Local Riders, Rancher Hope to Make Boston a Polo City

By Joseph Prezioso

Around 30 horses and six riders gathered on a rainy Sunday afternoon, Oct. 2, to take part in the first inaugural Boston Professional Polo Match, with riders hailing from all over the area neighborhoods to play the sport draped in prestige and honor.

The match featured Boston taking on their favorite rivals, New York.

Polo player and ranch owner Mark Tashjian is the brainchild behind holding the first league game.  “It was a unique opportunity that Boston didn’t have at the time,” said Tashjian.  “So I wanted to give Boston that opportunity that most major cities like Boston do have.”

For the past three years, Tashjian has been working with riders and horses to train them to be competitive, such as Beacon Hill’s Chynna Pope who was on site to support the first match and her friends riding in it.

“We have some people from the North End and Beacon Hill,” said Tashjian.  “We have a player from Weston and a player from Beverly today.”

Pope said the league has brought people out from all over the area.

“What’s so great about today is that we have people from all different clubs from all over the world, as nearby as Boston and as far away as Argentina.  All are playing here today to make Boston Polo a big thing here in the area,” said Pope.

Tashjian plans on making the league grow into something that everyone will know, like tennis or polo in Newport.

He wants to put Boston on the map for polo.

Although the match was played outside on the grassy field, the rest of the season will be played indoors in the newly built arena at the Georgetown site and home for Boston Polo.  The arena on Sunday was flooded badly due to all the rain.

Pope, who practices up to four times a week when she is not busy with her fashion work, believes the Boston team will soon be up against Newport, Connecticut and teams from all over the Northeast.

“I plan on playing all throughout the fall, winter and next summer,” said Pope.

The sport is a game that is a mix between what Tashjian calls hockey and NASCAR, and is not cheap or easy to get into.  Each rider must have a few horses to rotate throughout the game as well as a support crew.  Pope was on support duty for Sergio Corro on the New York team.  She also claims that she can’t have her own horse.

“I don’t own my own.

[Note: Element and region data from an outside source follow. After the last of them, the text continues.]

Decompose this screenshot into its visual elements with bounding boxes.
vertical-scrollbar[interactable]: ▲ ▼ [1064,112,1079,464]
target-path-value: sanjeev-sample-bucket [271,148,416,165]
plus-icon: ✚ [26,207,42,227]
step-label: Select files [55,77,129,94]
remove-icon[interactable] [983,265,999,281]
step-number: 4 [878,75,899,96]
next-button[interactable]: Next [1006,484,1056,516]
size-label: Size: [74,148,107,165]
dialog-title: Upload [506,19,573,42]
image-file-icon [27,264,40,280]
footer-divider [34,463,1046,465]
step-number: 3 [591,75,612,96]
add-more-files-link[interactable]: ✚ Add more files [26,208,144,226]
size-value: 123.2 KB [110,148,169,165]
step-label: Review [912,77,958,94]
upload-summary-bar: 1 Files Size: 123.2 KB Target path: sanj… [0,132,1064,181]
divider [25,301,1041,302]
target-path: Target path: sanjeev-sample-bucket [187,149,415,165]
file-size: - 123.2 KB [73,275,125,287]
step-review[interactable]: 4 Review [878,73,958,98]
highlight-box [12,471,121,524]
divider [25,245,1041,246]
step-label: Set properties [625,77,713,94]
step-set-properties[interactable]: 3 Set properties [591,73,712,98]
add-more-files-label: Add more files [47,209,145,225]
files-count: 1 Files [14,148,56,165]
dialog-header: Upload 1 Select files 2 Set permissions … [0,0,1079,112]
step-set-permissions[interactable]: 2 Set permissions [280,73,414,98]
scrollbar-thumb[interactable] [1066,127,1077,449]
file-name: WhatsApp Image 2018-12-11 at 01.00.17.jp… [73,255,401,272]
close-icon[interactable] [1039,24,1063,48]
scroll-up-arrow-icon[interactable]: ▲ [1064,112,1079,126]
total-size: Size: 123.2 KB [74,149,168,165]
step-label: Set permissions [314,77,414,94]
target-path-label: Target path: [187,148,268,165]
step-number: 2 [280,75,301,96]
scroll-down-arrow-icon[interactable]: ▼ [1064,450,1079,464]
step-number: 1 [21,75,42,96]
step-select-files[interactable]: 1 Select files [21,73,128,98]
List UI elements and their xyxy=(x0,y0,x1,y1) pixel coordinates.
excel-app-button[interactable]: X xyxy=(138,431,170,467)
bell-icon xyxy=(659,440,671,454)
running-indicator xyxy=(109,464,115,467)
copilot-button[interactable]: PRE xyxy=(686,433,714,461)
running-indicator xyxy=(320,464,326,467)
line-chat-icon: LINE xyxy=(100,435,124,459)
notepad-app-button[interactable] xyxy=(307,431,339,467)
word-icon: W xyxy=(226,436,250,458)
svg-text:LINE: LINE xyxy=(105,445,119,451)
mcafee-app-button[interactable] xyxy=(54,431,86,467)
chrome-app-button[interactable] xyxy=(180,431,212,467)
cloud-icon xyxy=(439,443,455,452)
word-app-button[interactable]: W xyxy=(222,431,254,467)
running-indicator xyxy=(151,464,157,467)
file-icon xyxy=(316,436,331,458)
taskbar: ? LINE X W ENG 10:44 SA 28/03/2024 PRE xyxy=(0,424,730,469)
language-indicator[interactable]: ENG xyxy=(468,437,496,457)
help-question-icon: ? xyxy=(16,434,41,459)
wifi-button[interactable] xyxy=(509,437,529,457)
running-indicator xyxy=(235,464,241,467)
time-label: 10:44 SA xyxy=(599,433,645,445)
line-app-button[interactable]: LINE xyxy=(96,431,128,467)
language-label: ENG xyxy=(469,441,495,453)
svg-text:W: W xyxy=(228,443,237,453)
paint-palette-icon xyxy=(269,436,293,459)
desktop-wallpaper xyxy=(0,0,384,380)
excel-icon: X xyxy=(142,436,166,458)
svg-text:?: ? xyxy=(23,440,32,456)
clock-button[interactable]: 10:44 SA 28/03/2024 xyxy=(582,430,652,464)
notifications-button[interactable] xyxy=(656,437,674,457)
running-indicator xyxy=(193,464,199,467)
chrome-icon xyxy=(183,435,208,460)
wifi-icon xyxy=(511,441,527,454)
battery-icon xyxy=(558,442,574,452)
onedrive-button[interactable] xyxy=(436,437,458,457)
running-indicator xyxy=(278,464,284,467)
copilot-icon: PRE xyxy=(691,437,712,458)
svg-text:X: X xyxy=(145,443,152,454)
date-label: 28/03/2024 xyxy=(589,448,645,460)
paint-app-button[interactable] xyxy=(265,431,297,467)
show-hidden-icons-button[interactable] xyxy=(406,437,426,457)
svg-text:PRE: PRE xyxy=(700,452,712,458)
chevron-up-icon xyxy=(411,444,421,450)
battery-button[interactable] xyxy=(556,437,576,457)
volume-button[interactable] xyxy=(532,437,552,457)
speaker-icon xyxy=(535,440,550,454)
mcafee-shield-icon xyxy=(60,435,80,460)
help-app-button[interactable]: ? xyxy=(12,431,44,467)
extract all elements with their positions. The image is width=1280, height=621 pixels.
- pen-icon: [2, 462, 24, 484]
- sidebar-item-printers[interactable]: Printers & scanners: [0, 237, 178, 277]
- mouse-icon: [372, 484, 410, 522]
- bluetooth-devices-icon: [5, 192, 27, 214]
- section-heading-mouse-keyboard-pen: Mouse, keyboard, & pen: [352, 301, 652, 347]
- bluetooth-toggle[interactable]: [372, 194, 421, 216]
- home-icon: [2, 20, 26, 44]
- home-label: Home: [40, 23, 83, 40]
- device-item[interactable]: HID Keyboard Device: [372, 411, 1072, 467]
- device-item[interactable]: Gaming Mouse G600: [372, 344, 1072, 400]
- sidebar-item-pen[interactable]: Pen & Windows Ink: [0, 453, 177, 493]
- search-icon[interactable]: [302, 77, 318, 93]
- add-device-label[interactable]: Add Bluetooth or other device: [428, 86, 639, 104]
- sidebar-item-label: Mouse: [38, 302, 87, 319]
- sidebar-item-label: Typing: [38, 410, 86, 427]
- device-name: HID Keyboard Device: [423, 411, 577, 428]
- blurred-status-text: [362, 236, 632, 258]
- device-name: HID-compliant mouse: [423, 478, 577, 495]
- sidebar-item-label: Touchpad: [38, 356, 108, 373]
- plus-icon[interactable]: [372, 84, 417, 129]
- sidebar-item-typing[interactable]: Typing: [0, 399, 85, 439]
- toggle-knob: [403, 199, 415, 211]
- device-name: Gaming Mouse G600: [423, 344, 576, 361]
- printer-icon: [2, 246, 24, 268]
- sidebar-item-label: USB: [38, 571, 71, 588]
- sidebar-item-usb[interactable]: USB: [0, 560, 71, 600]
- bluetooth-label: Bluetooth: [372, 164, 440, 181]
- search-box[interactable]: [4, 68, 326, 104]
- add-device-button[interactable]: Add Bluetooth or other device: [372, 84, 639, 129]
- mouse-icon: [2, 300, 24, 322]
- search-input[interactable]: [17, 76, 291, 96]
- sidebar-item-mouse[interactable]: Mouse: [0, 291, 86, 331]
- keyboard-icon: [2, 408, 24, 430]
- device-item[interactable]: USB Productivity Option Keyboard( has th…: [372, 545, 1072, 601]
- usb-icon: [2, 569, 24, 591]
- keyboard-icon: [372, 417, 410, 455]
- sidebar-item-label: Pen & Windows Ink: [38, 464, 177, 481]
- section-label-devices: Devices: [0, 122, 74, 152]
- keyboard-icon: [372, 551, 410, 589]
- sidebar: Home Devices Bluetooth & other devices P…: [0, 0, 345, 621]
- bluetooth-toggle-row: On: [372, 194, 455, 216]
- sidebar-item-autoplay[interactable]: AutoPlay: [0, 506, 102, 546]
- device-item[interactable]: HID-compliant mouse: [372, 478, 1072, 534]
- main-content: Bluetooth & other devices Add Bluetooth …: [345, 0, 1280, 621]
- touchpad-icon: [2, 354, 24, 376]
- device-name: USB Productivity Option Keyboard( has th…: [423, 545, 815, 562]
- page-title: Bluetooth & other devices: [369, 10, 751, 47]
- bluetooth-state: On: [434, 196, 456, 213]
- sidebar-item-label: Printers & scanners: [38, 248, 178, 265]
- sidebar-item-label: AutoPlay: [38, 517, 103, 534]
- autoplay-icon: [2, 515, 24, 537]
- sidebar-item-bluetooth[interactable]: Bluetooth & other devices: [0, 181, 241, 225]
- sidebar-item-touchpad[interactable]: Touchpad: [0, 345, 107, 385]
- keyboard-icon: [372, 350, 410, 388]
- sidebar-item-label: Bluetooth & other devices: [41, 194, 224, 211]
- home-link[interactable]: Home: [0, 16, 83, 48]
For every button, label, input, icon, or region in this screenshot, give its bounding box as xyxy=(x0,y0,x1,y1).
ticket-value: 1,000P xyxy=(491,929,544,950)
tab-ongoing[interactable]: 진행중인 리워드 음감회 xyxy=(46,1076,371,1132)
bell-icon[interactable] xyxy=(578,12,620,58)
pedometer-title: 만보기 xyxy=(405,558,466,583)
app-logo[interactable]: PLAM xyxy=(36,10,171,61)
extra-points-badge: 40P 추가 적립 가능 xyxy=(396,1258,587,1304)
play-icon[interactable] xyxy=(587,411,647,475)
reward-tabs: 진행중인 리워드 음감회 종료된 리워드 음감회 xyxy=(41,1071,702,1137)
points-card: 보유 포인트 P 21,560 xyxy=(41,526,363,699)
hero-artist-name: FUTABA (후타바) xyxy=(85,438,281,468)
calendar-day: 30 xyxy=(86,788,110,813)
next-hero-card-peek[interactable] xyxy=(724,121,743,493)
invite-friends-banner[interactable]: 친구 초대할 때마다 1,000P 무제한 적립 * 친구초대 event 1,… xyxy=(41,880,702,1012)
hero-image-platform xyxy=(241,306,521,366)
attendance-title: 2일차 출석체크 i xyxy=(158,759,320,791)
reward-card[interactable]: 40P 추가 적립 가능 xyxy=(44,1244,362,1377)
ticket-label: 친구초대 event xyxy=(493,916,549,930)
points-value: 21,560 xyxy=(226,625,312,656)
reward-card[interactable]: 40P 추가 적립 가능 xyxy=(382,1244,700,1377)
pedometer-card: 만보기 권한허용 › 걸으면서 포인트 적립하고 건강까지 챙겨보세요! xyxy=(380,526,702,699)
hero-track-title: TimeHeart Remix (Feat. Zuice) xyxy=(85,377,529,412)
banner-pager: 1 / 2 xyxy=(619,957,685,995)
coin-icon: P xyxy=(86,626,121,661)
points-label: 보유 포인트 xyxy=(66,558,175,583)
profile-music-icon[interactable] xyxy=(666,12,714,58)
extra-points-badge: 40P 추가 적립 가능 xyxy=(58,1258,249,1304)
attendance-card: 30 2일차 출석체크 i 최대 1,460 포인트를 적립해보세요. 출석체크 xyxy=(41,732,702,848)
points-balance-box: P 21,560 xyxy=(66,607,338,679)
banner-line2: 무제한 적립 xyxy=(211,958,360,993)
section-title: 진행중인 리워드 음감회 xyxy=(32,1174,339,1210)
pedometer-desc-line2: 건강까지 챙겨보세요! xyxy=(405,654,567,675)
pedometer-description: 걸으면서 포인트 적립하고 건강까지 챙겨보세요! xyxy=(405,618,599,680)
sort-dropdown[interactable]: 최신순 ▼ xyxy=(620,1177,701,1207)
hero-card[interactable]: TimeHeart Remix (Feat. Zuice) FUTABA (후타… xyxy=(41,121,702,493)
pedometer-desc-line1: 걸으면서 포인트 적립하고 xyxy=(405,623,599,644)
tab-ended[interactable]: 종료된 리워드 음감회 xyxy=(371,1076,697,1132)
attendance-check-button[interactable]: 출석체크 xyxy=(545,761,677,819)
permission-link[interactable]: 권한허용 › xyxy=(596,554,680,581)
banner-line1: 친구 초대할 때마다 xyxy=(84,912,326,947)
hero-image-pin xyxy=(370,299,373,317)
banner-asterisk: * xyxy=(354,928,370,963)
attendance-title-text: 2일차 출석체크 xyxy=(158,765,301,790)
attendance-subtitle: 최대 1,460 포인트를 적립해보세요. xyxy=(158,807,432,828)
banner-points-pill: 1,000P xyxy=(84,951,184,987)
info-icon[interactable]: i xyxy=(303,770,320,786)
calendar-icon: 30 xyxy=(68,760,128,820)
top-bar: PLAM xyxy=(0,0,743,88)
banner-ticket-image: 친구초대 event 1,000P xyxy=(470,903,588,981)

I don’t think a horse would fit in my miniature garden in Beacon Hill,” she laughed.

Pope learned to play polo while in Ireland on an ice skating trip.

“I was there for a figure skating program,” she said. “One of the girls that I was coaching figure skating with, we swapped lessons; I taught her how to skate and she taught me how to play polo.”

Pope hasn’t stopped playing since.

The league plans to expand its team and to bring in more people from the city out onto the arena and the grass field.

“To put a polo stick in their hand and get them playing,” as Pope said.

Sunday’s inaugural match featured about 100 fans watching, who all, just like in “Pretty Woman,” get off their chairs to go divot stomping at half time.

Although Boston lost its inaugural match by a score of 9-11, the team has proven they can compete and they plan to get better.